La construction narrative, d’une remarquable maîtrise, alterne entre la France des années 1990 et le Rwanda contemporain. Le voyage de Milan à Kigali, où il retrouve Claude et découvre sa grand-mère, agit comme un pivot qui propulse le récit vers de nouvelles profondeurs. C’est dans ces chapitres que Faye déploie tout son art, créant une méditation profonde sur l’héritage et la transmission intergénérationnelle du trauma. L’auteur excelle particulièrement dans sa capacité à faire entendre les voix des survivants sans jamais verser dans le voyeurisme. Les témoignages s’intègrent naturellement à la narration, rappelant ce qu’écrivait Aharon Appelfeld dans L’Héritage nu (traduit de « Beyond Despair », 1994): « Qui peut racheter les peurs, les douleurs, les tortures, et les croyances cachées des ténèbres où elles sont ? Qui les fera surgir de l’obscurité et leur donnera un peu de chaleur et d’éclat, sinon l’art ? »
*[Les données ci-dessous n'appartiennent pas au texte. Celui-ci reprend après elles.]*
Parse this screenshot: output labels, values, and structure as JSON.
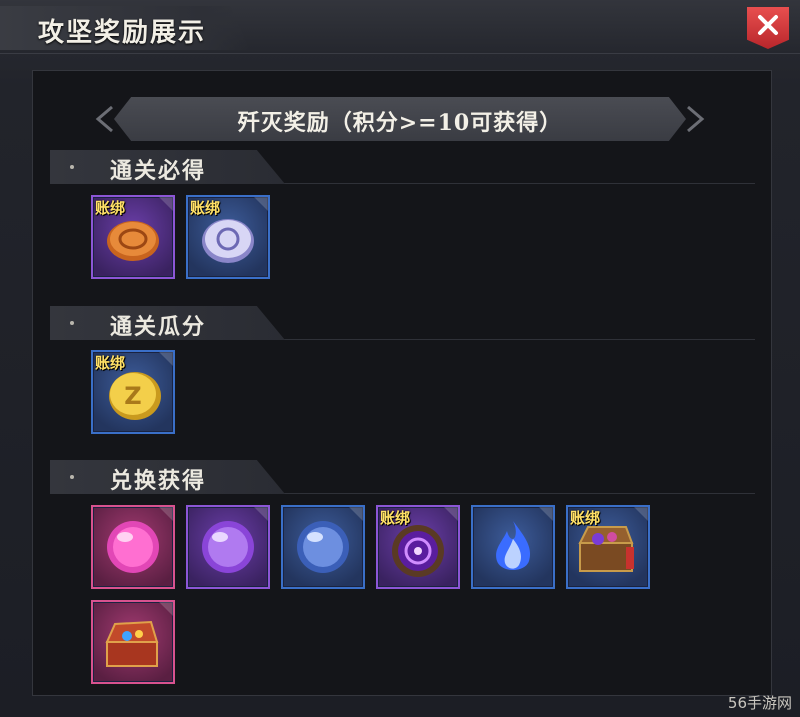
{
  "window": {
    "title": "攻坚奖励展示",
    "close_icon": "close-icon"
  },
  "banner": {
    "text": "歼灭奖励（积分>=10可获得）"
  },
  "sections": [
    {
      "label": "通关必得",
      "items": [
        {
          "icon": "bronze-coin-icon",
          "tag": "账绑",
          "rarity": "purple"
        },
        {
          "icon": "silver-coin-icon",
          "tag": "账绑",
          "rarity": "blue"
        }
      ]
    },
    {
      "label": "通关瓜分",
      "items": [
        {
          "icon": "gold-coin-icon",
          "tag": "账绑",
          "rarity": "blue"
        }
      ]
    },
    {
      "label": "兑换获得",
      "items": [
        {
          "icon": "pink-orb-icon",
          "tag": "",
          "rarity": "pink"
        },
        {
          "icon": "purple-orb-icon",
          "tag": "",
          "rarity": "purple"
        },
        {
          "icon": "blue-orb-icon",
          "tag": "",
          "rarity": "blue"
        },
        {
          "icon": "purple-rune-icon",
          "tag": "账绑",
          "rarity": "purple"
        },
        {
          "icon": "blue-flame-icon",
          "tag": "",
          "rarity": "blue"
        },
        {
          "icon": "treasure-chest-icon",
          "tag": "账绑",
          "rarity": "blue"
        },
        {
          "icon": "red-chest-icon",
          "tag": "",
          "rarity": "pink"
        }
      ]
    }
  ],
  "watermark": "56手游网"
}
On retrouve dans Jacaranda des échos de son premier roman, notamment à travers le personnage d’Eusébie, mais aussi des résonnances avec son album Mauve Jacaranda, particulièrement dans la chanson Butare qui semble narrer l’histoire de Milan. Cette intertextualité enrichit le propos sans jamais l’alourdir. Le dialogue avec d’autres œuvres contemporaines, comme Tous tes enfants dispersés de Beata Umubyeyi Mairesse, où le jacaranda joue également un rôle symbolique fort, inscrit le roman dans une lignée littéraire qui renouvelle l’écriture de la mémoire.
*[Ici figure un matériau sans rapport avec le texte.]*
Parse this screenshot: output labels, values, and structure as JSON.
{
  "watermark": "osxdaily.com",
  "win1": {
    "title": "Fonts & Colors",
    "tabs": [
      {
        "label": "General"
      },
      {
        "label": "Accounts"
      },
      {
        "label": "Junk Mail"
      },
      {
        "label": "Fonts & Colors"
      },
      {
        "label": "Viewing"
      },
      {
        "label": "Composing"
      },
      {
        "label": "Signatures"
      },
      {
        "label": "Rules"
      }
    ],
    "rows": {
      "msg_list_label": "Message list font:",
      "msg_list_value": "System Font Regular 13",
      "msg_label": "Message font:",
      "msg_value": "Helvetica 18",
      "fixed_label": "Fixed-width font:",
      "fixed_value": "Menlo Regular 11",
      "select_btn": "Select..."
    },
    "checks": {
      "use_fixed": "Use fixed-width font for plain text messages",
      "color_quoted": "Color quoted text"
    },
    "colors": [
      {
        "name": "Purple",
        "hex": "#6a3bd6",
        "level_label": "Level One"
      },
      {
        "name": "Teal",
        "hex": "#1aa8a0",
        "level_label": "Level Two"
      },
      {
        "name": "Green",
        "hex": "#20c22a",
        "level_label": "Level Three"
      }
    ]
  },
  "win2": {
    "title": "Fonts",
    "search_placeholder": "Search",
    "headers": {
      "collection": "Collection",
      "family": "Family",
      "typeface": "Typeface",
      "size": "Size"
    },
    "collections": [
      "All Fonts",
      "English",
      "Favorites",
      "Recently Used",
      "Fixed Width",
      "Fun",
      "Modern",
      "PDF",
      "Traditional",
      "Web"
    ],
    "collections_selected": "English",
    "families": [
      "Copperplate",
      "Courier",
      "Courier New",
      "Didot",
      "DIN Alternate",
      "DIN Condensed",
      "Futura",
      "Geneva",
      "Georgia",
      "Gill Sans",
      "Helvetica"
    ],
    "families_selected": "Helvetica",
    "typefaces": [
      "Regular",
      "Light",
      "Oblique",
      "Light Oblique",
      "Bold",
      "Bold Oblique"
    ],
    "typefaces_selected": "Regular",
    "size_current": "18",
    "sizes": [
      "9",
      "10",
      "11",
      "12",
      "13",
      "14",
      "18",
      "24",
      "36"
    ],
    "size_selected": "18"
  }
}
Les deux romans présentent des similitudes frappantes dans leur manière d’aborder l’histoire rwandaise et ses répercussions intimes. Si Jacaranda s’articule autour de trois personnages principaux, Milan, Claude et Stella, Tous tes enfants dispersés déploie sa narration à travers trois générations : Immaculata restée au Rwanda, sa fille Blanche exilée en France, et Stokely, fils métis né à Bordeaux. Les deux œuvres explorent avec finesse la question de la transmission mémorielle et des traumatismes, tout en interrogeant la construction identitaire dans l’exil. On retrouve également un même souci de justesse dans l’écriture, qui parvient à dire l’indicible sans jamais verser dans le voyeurisme. Enfin, l’image du jacaranda, présente dans les deux textes, devient le symbole d’une résilience qui perdure en dépit des blessures de l’Histoire. Ainsi, bien que suivant des trajectoires distinctes, Jacaranda et Tous tes enfants dispersés se font écho dans leur célébration de la vie et de la reconstruction, s’imposant comme des œuvres majeures de la littérature francophone contemporaine.
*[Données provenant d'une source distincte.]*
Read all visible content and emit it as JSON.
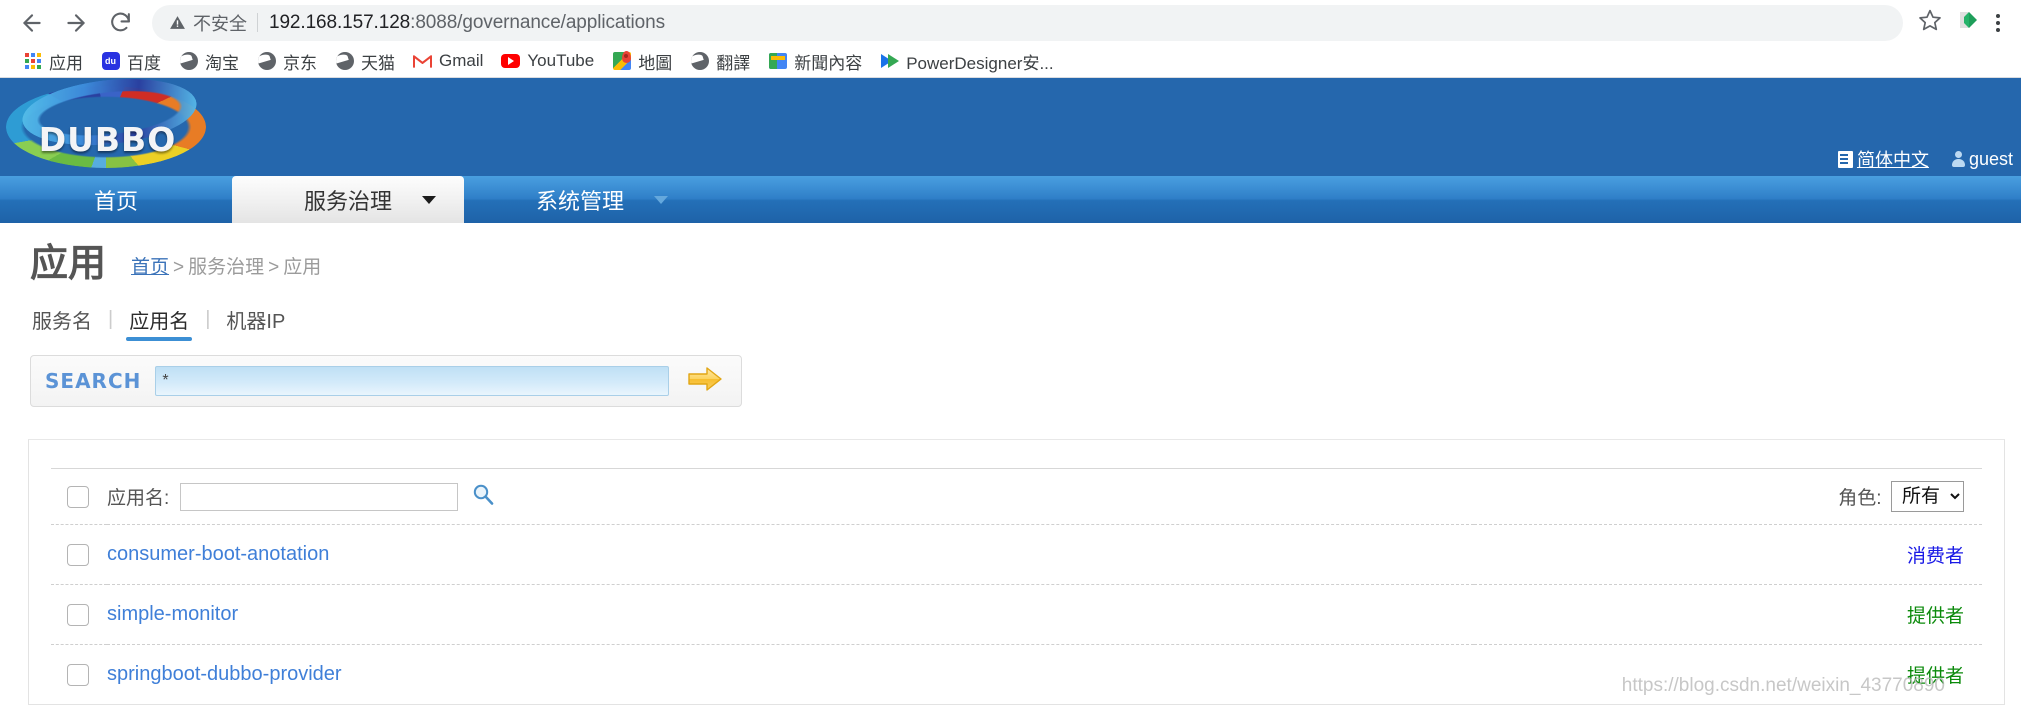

La prose de Faye atteint ici une maturité impressionnante. Son écriture, à la fois précise et lyrique, manie avec virtuosité les changements de rythme, alternant phrases courtes percutantes et amples périodes méditatives. Les dialogues, nombreux et toujours justes, ancrent les personnages dans une réalité tangible tout en leur conférant une dimension universelle. Le Rwanda qu’il dépeint n’est pas figé dans la tragédie : c’est un pays en mouvement perpétuel, où les nouvelles générations tentent de se construire un avenir tout en portant le poids du passé. Milan, en récupérant l’héritage rwandais que sa mère avait tu, parvient à se construire, tout comme Claude qui apprivoise ses fantômes. Quant à Stella, inscrite dans une fratrie dévastée, elle incarne la résilience d’tout un peuple. Jacaranda s’impose comme une œuvre majeure qui transcende le simple cadre du roman historique pour devenir une méditation universelle sur l’identité, la transmission et la reconstruction. Le prix Renaudot a donc consacré un livre qui marquera durablement le paysage littéraire francophone. Gaël Faye démontre, avec ce second roman magistral, qu’il est l’une des voix les plus importantes de sa génération, capable de transformer les blessures de l’Histoire en une œuvre d’art qui célèbre, malgré tout, la victoire de la vie.